According to Riewe, the only amendments permitted under rule 25.2(d) are nonjurisdictional amendments. The amendments appellant must make to his notice of appeal are jurisdictional amendments. Villanueva, 977 S.W.2d at 695-96; see also Davis v. State, 870 S.W.2d 43, 46-47 (Tex.Crim.App.1994) (holding that notice requirements under former rule *57640(b)(1) are jurisdictional); Craddock v. State, 32 S.W.3d 886, 887 (Tex.App.—Waco 2000, no pet.) (holding that notice requirements under rule 25.2(b)(3) are jurisdictional). Because appellant’s original notice did not initially confer jurisdiction on this court, we now have no power to accept an amended notice to obtain jurisdiction retroactively. See Riewe, 13 S.W.3d at 413-14; Cohen v. State, 41 S.W.3d 223, 227-28 (Tex.App.—Fort Worth 2001, no pet.); Salgado v. State, 36 S.W.3d 911, 912 (Tex.App.—Houston [1st Dist.] 2001, no pet.) (op. on reh’g); Craddock, 32 S.W.3d at 887; Robinson v. State, 24 S.W.3d 438, 439 (Tex.App.—Houston [1st Dist.] 2000, pet. ref'd); Happ v. State, 958 S.W.2d 474, 475 (Tex.App.—Fort Worth 1997, no pet.).3
Finally, counsel proposes that we follow the supreme court’s ruling in Verburgt v. Dorner, 959 S.W.2d 615, 616 (Tex.1997), that a bona fide attempt to invoke the jurisdiction of the court of appeals is sufficient to establish the appellate court’s jurisdiction over the case. The court of criminal appeals, however, has specifically held that, in criminal cases, jurisdiction cannot be substantially invoked; it either attaches or it does not. Olivo, 918 S.W.2d at 525. If a criminal defendant wishes to appeal following a negotiated plea, the notice of appeal must comply with the requirements of rule 25.2(b)(3). See id. at 524 (applying former rule 40(b)(1)). We are constrained by the rules and controlling authority of the court of criminal appeals on this matter.
Conclusion
We conclude that appellant’s original notice of appeal fails to invoke the jurisdiction of this court and that we have no power to permit him to amend his notice to confer jurisdiction on this court retroactively. Accordingly, we grant the State’s December 1, 2000 motion and dismiss the appeal for want of jurisdiction.

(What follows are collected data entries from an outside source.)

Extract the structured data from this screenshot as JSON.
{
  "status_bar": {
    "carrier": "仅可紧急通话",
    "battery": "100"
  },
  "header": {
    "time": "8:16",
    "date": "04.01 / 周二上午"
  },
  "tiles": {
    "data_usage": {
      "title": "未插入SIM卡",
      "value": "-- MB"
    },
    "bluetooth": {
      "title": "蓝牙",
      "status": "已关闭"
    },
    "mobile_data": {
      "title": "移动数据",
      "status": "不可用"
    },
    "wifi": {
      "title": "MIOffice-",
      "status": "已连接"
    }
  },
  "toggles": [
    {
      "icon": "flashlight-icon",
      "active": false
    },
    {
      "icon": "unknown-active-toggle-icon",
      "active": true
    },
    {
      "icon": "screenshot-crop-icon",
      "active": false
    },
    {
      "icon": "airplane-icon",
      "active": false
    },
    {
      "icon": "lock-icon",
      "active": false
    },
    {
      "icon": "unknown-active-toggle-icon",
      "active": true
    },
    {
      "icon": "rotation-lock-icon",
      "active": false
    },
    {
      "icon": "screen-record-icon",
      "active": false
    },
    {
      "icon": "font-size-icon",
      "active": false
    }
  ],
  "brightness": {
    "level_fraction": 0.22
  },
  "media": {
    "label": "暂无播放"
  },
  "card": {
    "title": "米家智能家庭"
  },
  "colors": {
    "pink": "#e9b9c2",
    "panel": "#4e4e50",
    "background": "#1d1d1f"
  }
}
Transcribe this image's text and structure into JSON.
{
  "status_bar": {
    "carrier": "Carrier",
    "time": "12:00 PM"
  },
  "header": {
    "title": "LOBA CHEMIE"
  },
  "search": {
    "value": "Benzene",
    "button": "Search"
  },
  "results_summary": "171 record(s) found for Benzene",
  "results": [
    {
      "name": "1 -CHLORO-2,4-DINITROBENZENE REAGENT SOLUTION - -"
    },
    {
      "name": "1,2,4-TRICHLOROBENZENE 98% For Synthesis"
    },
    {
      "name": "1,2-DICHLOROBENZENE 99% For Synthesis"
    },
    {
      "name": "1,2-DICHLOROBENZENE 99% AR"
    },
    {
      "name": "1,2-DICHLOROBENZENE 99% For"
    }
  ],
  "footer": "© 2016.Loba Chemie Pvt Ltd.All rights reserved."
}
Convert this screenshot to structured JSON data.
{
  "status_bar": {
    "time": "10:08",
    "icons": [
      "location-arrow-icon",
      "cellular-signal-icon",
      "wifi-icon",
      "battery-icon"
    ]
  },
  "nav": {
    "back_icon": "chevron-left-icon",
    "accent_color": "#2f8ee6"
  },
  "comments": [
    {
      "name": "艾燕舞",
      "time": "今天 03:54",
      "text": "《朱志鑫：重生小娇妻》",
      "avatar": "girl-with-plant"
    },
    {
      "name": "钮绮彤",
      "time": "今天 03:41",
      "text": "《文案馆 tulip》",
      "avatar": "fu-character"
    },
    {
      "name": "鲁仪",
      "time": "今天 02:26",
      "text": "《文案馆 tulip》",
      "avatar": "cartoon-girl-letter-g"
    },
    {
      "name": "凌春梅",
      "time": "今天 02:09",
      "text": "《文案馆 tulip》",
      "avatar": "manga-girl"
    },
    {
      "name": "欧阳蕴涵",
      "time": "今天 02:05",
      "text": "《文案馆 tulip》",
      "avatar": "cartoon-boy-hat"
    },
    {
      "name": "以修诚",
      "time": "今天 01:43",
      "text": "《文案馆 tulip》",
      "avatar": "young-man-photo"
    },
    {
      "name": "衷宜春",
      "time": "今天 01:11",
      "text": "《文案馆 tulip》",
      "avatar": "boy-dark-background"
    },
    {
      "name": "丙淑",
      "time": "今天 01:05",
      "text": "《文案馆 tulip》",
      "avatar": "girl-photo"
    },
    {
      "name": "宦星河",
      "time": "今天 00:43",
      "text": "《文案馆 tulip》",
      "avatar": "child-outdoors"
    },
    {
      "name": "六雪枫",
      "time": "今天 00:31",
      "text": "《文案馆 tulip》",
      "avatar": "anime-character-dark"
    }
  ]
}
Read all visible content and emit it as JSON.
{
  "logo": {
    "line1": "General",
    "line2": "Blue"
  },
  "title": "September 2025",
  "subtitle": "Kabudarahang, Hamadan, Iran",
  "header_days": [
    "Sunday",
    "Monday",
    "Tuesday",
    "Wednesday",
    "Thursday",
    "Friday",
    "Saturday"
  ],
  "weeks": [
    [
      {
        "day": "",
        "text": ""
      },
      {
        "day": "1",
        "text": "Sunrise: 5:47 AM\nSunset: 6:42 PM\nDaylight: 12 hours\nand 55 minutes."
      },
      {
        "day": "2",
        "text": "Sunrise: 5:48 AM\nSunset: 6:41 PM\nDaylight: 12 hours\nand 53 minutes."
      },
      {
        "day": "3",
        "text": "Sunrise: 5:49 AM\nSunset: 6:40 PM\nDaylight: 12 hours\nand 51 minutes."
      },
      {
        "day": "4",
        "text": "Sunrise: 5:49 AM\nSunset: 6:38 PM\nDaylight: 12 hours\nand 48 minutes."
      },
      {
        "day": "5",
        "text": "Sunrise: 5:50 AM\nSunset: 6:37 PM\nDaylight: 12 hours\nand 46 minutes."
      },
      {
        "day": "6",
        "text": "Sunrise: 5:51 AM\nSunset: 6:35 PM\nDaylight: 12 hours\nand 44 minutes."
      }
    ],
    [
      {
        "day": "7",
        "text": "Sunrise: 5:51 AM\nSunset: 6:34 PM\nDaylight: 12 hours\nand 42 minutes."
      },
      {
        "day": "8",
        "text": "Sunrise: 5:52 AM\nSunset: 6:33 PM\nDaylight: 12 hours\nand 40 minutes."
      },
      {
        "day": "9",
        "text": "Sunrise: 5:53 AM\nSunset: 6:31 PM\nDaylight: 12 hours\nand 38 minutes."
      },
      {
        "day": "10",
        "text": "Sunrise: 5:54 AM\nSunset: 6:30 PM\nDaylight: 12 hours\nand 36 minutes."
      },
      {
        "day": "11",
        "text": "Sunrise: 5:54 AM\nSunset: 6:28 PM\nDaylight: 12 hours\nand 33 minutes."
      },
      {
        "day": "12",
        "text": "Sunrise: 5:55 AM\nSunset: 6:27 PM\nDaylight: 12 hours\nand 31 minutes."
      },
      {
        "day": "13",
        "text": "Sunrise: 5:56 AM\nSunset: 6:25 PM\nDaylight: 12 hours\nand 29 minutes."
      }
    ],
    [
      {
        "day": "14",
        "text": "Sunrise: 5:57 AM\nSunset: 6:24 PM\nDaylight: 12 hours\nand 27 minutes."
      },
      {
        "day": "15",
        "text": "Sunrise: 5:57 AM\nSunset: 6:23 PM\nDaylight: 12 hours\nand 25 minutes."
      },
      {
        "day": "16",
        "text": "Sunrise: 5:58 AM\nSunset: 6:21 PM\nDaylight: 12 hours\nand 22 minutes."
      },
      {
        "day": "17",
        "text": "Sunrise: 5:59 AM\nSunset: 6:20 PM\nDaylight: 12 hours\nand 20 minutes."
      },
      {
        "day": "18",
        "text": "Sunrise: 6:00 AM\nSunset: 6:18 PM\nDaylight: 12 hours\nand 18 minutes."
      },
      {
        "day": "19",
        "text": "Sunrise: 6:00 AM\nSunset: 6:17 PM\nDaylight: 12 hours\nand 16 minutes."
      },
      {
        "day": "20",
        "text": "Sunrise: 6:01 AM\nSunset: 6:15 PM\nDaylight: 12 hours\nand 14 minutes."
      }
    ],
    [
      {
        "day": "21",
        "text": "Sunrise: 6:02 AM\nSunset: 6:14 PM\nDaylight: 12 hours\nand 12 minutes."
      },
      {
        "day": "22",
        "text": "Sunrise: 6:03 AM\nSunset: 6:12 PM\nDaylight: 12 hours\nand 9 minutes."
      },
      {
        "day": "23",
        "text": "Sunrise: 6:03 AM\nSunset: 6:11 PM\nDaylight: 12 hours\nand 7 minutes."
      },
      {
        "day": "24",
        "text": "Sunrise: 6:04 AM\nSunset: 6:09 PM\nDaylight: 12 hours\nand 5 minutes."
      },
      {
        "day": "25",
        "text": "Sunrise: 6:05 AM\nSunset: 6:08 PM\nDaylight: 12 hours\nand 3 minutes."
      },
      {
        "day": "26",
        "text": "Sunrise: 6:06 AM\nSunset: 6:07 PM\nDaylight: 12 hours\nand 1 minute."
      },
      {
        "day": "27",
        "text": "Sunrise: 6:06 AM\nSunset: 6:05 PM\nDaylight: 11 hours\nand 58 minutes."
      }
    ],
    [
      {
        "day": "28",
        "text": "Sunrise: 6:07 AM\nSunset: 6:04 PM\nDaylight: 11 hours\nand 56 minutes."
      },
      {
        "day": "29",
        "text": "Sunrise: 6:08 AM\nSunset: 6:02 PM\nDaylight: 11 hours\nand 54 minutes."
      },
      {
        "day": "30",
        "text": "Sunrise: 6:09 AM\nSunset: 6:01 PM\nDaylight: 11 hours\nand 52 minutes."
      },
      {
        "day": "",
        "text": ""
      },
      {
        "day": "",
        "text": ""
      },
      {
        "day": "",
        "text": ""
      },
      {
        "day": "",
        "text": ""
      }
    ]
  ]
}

DAUPHINOT, J. filed a concurring opinion.
. Where the State is the appellant, both certifications are required by article 44.01 of the Texas Code of Criminal Procedure. Tex.Code Crim. Proc. Ann. art. 44.01(a)(5) (Vernon Supp. 2001); Riewe, 13 S.W.3d at 411-14. Compliance by the State with article 44.01 is also expressly required and referenced by current appellate rule 25.2(b)(2). Tex.R.App. P. 25.2(b)(2).
. Prior to adoption of rule 25.2(d), the court of criminal appeals had similarly held that former rule 83 of the Texas Rules of Appellate Procedure, which generally allowed a reasonable time to correct or amend any defects or irregularities in appellate procedure, did not apply to cure a general notice of appeal that did not comply with former rule 40(b)(1). See Jones v. State, 796 S.W.2d 183, 186-87 (Tex.Crim.App.1990).
. We have recently held that a notice of appeal substantially complies with rule 25.2(b)(3) and therefore invokes our jurisdiction if the notice is timely filed and the information required to be specified in the notice is contained elsewhere in the clerk’s record. Finch v. State, Nos. 2-00-414—416-CR, slip op. at 4, 2001 WL 253441, at *4,-S.W.3d -, - (Tex.App.—Fort Worth, Mar. 15, 2001, no pet.) (trial court's permission to appeal); Ramirez v. State, No. 2-00-378-CR, slip op. at 8, 2001 WL 173199, at *3, — S.W.3d -, - (Tex.App.—Fort Worth Feb.21, 2001, no pet.) (op. on PDR) (jurisdictional defect). There is no timely substantial compliance here, however, because the trial court's order granting permission to appeal was not signed until six months after the judgment was signed. Because e order granting permission to appeal was not signed within the time period for filing appellant’s notice of appeal, appellant cannot rely on it to invoke our jurisdiction.